For years the National Honor Society at Spruce Mountain High School in Jay has maintained a community garden behind the middle school, also in Jay. Submitted photo 2021

“Over the last year, the garden beds started to show many signs of wear and tear. Many of the garden beds had exposed and rotten walls, and deteriorating wood. Almost every garden bed was almost to the point where they could not be used. This garden has not been renovated since its opening 10 years ago. Since this is the garden’s 10th anniversary this spring, I thought it was appropriate and necessary for some renovations.
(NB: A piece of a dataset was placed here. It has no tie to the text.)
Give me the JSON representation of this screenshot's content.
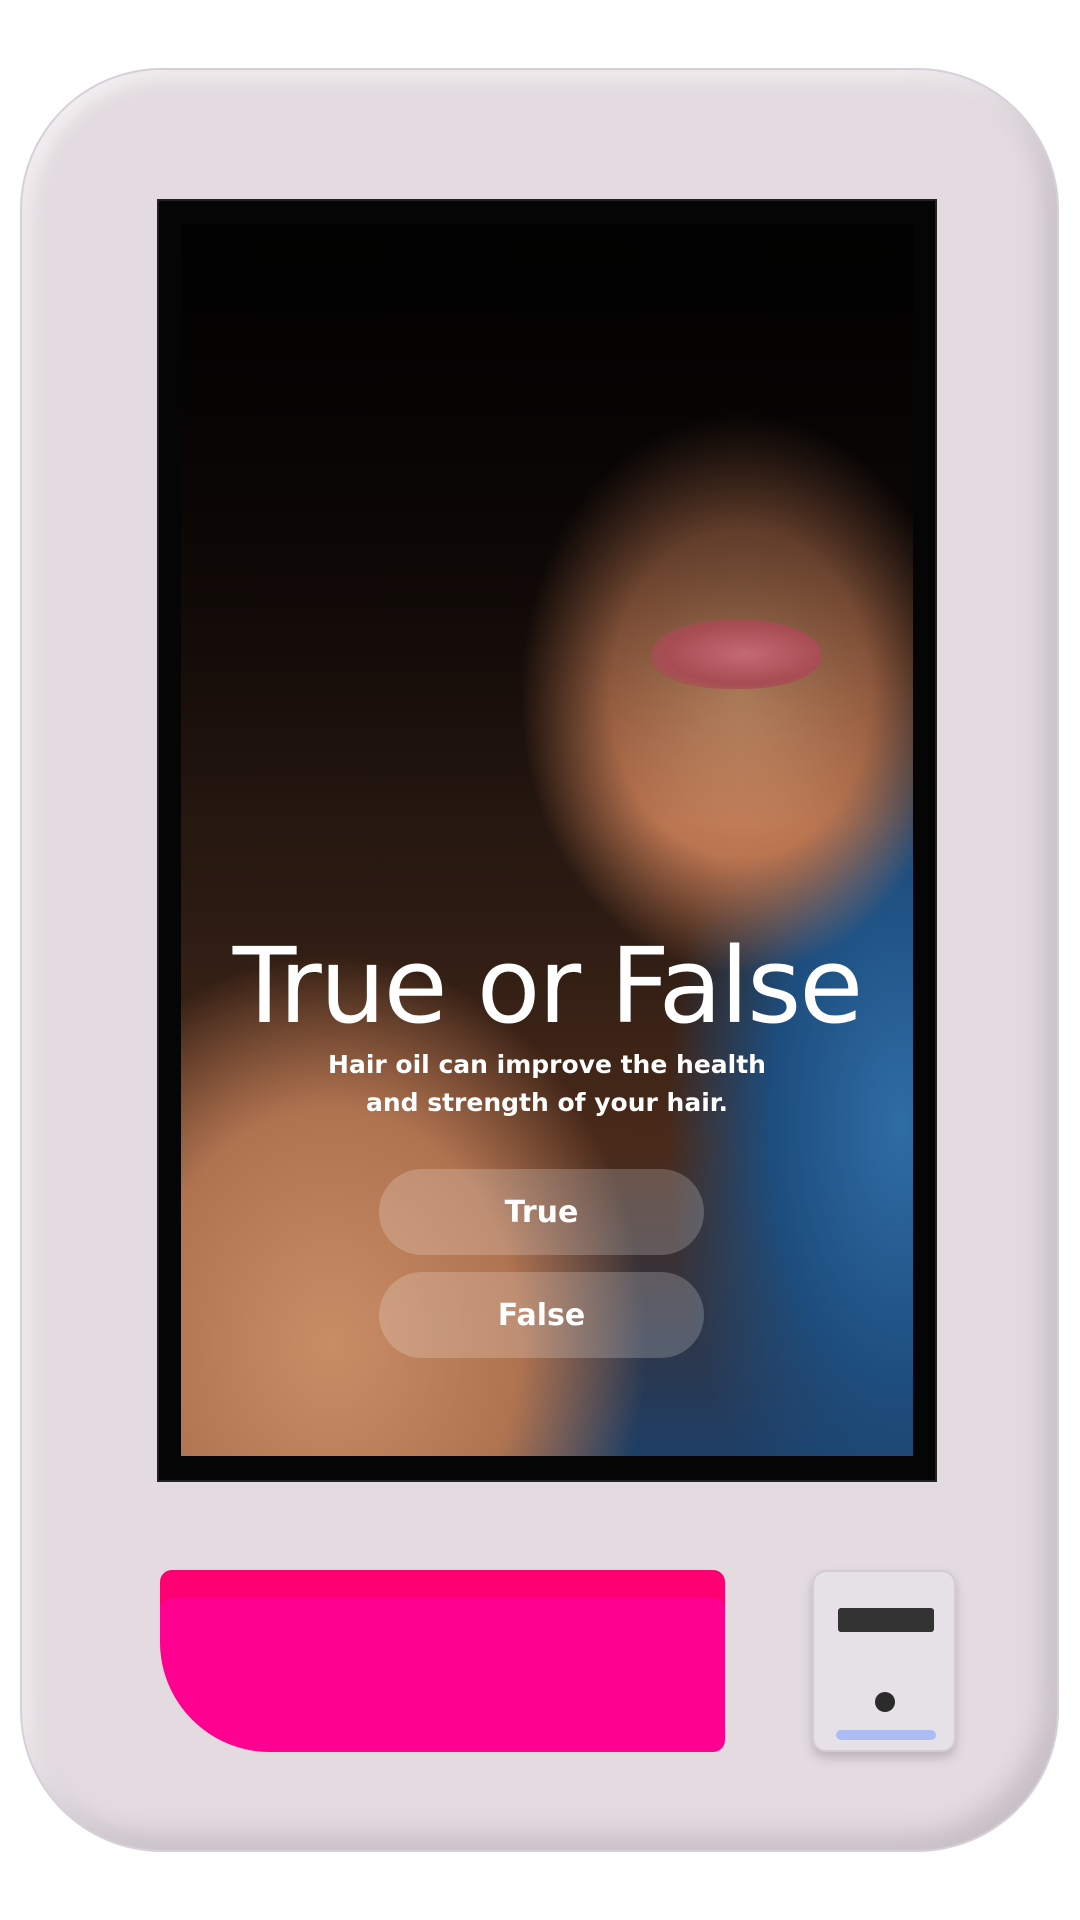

“At the beginning of the year, Mr. Mclellan asked us to think of a service learning project that we wanted to participate in for the coming school year. It just seemed to make sense that I would continue working with the garden, and thought it would be good to try to renovate it,” Lucas continued. “I expressed my interest in renovating the garden to Mr. Mclellan at the start of the school year, and he thought that this was a good and ambitious project. He advised me to start planning early so we could have the funds ready by late spring. I began reaching out to organizations at the beginning of March, and was so surprised that I got such quick replies. I had over $500 in donations in just the first week after I sent the email. I was honored that the community was so willing, and didn’t hesitate to donate toward the project.”

More than $1,400 was raised with about $1,200 used to purchase materials for the new beds from Ware Butler in Livermore Falls, Lucas wrote. Seeds and supplies to maintain the new beds will be purchased and with any remaining funds, he is hoping to have a sign made listing the donors for the 10th anniversary of the Tri-Town Community Garden.